A University of Washington team this week claimed top prize in the first 3D4D Challenge, an international contest to use 3-D printing for social benefit in the developing world. The three undergraduates won $100,000 to form a company that will work with partners in Oaxaca, Mexico, to build machines that can transform waste plastic into composting toilets and pieces for rainwater harvesting systems.
Matthew Rogge, a post-baccalaureate mechanical engineering student who presented the project in London, was inspired by years spent working in the Peace Corps. He began teaching chemistry and physics in Ghana, but ended up spending more than six years building water and irrigation systems in Ghana, Panama and Bolivia. "We built drilling equipment for our own well, and then built our own pump out of plastic," Rogge said. "There were a lot of parts that took a fair amount of skill to make."
He was frustrated by the challenge of making custom parts in low-resource settings. "I was looking into engineering and I'd read about 3-D printing, and that's when I decided to go back to graduate school," Rogge said.
The winning proposal that he presented is to use giant 3-D printers to create composting latrines that are lightweight and use less energy to manufacture than concrete toilets. The machine would also make rainwater catchment components that are specifically designed to fit to rain barrels, unlike current systems where joining available plumbing parts cause leaks and frequent failures. "I'm super excited," Rogge said. "This is why I came back to school."
The contest flew six other teams to London for the finals. Entrants included students, small companies and individuals from around the world. The competition was sponsored by a U.K.-based charity, techfortrade.org.
The UW students are all members of the Washington Open Object Fabricators, or WOOF, a 3-D printing student club formed in the last year that has already grown to about 50 members.
"It's accelerating every day," said operations director Bethany Weeks, an undergraduate student in mechanical engineering who traveled to London for the competition. Club members will be invited to help test concepts for the new nonprofit, she said, while continuing to learn and experiment with 3-D printing.
The group's faculty advisers are mechanical engineering professor Mark Ganter and associate professor Duane Storti.
"They're amazing students," said Ganter, who watched the winning pitch live with his UW class. "They have a passion, and the judges saw their passion."
Judges also were impressed by research the students conducted to prove their concept. In July the students printed a boat from more than 250 milk jugs and then entered it in a Seattle race. That proved they could create objects from recycled plastic and was a test run for their custom-built giant printer, also built from salvaged parts.

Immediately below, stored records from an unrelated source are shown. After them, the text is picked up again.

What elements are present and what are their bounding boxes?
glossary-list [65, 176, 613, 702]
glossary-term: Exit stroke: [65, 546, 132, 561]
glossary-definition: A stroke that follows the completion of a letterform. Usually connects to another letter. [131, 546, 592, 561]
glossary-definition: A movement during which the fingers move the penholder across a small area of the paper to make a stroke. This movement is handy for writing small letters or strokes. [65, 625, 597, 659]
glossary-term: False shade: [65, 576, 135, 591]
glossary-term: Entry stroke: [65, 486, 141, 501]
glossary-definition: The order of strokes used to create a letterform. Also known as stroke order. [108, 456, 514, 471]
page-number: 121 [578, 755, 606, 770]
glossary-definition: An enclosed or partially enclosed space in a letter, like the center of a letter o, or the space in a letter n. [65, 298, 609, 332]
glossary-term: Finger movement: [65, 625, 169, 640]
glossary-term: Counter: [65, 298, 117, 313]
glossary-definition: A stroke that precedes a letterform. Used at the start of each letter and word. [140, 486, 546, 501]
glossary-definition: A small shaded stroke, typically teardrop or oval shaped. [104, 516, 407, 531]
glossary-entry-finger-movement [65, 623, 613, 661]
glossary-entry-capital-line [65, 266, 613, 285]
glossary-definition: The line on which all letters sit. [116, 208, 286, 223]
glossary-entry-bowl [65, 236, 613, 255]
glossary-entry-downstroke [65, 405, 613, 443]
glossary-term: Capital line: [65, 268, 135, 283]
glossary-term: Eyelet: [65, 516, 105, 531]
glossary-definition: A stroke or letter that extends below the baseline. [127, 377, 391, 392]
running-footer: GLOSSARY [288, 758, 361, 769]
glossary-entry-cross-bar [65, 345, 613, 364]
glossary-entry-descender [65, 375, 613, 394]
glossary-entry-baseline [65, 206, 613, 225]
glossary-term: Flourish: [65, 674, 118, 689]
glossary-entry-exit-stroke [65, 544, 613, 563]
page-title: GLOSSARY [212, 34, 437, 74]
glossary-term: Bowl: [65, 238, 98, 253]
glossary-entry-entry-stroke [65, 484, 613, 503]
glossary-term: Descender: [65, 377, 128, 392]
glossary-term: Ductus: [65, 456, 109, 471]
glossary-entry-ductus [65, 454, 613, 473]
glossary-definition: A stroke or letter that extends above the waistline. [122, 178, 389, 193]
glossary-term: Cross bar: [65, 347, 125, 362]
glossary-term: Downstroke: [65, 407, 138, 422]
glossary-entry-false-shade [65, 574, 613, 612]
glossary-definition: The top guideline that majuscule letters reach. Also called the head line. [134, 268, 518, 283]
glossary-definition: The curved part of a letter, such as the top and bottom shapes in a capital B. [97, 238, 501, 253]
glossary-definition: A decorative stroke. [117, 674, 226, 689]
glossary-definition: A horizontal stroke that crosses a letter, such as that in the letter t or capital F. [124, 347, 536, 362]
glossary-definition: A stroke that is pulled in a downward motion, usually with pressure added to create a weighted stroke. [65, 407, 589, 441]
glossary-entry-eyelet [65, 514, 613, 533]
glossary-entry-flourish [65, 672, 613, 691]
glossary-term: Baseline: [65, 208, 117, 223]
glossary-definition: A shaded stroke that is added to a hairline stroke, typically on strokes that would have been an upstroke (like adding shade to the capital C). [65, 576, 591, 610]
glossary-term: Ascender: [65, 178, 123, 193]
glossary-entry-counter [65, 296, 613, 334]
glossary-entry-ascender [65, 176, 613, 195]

"With small-scale printers, the extruders can clog easily," said Brandon Bowman, who also attended the competition. The huge printer that the students built, named "Big Red," can not only create larger objects, but it also allows them to print with materials that are not perfectly clean.
The team members will use the prize money to form a nonprofit that will work with Water for Humans in Oaxaca to test their idea. They are looking for more collaborators in the U.S. and overseas.
"I feel lucky to have the chance to start making our ideas into reality," Rogge said. "There is great potential here to improve people's quality of life while taking plastic out of the waste stream."